Moving onto the sweets portion of the meal, we tried the "Grilled" Pineapple dusted with cinnamon.  I put grilled in quotations because nothing about the pineapple screamed out grilled.  The explanation we got was that customers didn't like charred pineapple and the cinnamon was there to add colour.  Um okay...  Alright, now a real dessert...  The Papaya Smoothie was really refreshing and our favourite dessert of the meal.  The "custard" was smooth and only semi-sweet.  I normally do not like papaya, but I liked this.  Next up was the Pudim de Leite Condensado or the Brazilian version of Creme Caramel.  I noticed some air bubbles which meant it was cooked at too high of a heat, yet at the same time, I didn't mind it.  The custard was rich and smooth and only somewhat sweet. Lastly, we had a Brazilian Chocolate Mousse type cake.  It was not really chocolaty enough for our tastes and it was pretty sweet.
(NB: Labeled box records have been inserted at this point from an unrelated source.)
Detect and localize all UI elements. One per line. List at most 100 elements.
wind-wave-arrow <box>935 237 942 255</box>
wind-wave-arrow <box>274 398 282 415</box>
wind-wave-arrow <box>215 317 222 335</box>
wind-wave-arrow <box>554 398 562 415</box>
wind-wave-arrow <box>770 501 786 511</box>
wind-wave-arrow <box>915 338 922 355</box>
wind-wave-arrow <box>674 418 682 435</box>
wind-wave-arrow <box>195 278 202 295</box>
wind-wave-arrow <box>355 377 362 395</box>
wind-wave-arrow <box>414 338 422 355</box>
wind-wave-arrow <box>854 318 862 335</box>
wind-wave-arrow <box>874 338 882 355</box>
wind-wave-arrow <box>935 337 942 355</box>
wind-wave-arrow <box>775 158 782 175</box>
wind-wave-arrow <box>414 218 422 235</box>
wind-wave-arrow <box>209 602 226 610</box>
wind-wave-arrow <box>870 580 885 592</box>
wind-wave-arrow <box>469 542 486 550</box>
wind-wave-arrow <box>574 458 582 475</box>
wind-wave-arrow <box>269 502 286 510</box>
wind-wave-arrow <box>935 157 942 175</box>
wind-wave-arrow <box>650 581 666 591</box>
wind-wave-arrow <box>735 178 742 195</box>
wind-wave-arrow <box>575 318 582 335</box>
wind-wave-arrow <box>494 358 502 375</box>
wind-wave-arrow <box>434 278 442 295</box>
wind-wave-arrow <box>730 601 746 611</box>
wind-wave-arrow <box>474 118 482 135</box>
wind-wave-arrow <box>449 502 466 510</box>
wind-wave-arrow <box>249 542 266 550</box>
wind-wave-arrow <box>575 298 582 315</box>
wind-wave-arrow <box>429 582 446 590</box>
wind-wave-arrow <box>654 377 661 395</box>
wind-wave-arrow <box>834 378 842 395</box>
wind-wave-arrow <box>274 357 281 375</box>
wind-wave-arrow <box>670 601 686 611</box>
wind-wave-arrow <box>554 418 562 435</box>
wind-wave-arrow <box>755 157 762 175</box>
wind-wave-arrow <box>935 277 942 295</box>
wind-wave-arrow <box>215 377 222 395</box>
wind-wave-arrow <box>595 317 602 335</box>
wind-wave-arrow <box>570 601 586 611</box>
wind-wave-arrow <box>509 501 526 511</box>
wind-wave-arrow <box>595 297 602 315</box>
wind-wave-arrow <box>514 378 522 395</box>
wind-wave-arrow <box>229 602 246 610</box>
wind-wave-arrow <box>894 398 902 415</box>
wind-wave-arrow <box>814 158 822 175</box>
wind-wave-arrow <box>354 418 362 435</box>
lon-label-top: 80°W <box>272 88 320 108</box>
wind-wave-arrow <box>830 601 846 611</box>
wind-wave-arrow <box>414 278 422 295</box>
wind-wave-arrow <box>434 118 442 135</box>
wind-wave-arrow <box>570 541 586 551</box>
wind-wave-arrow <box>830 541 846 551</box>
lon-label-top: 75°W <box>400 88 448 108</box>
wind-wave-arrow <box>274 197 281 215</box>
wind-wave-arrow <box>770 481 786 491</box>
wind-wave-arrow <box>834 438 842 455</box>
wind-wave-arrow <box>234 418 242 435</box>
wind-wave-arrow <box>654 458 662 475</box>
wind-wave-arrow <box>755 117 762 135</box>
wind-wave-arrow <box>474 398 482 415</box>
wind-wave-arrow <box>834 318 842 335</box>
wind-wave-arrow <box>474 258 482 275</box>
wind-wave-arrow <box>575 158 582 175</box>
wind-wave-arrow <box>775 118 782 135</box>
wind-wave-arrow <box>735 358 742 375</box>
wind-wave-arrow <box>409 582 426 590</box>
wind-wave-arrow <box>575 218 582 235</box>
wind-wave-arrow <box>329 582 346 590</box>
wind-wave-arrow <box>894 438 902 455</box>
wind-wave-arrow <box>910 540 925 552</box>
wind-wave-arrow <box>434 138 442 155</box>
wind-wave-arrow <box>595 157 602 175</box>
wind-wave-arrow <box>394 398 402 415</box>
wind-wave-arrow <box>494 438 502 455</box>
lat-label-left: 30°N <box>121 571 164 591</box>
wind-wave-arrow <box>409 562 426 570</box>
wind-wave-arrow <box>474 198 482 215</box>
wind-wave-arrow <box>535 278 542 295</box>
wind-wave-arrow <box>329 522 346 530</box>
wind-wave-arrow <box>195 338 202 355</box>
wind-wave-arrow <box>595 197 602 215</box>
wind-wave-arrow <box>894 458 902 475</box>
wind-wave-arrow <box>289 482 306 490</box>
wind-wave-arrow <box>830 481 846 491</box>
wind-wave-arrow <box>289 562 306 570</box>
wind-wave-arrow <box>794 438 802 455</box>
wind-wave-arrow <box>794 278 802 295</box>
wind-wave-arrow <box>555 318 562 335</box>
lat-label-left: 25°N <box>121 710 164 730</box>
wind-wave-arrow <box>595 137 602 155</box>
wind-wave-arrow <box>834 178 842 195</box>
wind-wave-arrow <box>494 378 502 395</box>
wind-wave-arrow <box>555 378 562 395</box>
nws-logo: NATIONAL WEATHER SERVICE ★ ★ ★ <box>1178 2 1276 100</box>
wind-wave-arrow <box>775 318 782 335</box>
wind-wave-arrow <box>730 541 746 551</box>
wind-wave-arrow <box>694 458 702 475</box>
Okay.  To put it bluntly, the majority of the meats we had were poor quality, dry, chewy and salty.  Even though there were some gems, such as the beef ribs, pork ribs, roast pork and boar, they couldn't make up for the the rest of the meats.  I give them kudos in trying to bring Brazilian rodizio back to Vancouver.  I also applaud them for offering up a mind-boggling 21 choices of meats.  Furthermore, their pricing at $15.95 for lunch (add $1.00 for weekends) and $29.95 (add $2.00 for weekends) can be considered reasonable for the amount of food offered.  However, they really must focus on the quality of the food rather than merely quantity.  They could easily eliminate half of the meats and people would not even notice.  Lastly, they need to ease up on the salt.

*Note: This was an invited dinner where all food was comped*

The Good:
- Lots of meats
- Reasonable pricing considering everything
- Comfortable dining space

The Bad:
- Majority of the meats are poor quality and chewy
- Overuse of salt

Rio Brazilian Steakhouse on Urbanspoon


LotusRapper said...

So is RIO the new Samba (ie: same owners .... Thai House Group) ?

Sherman Chan said...

@LR The Executive Chef is formerly of Samba, but no, Thai House is not affiliated.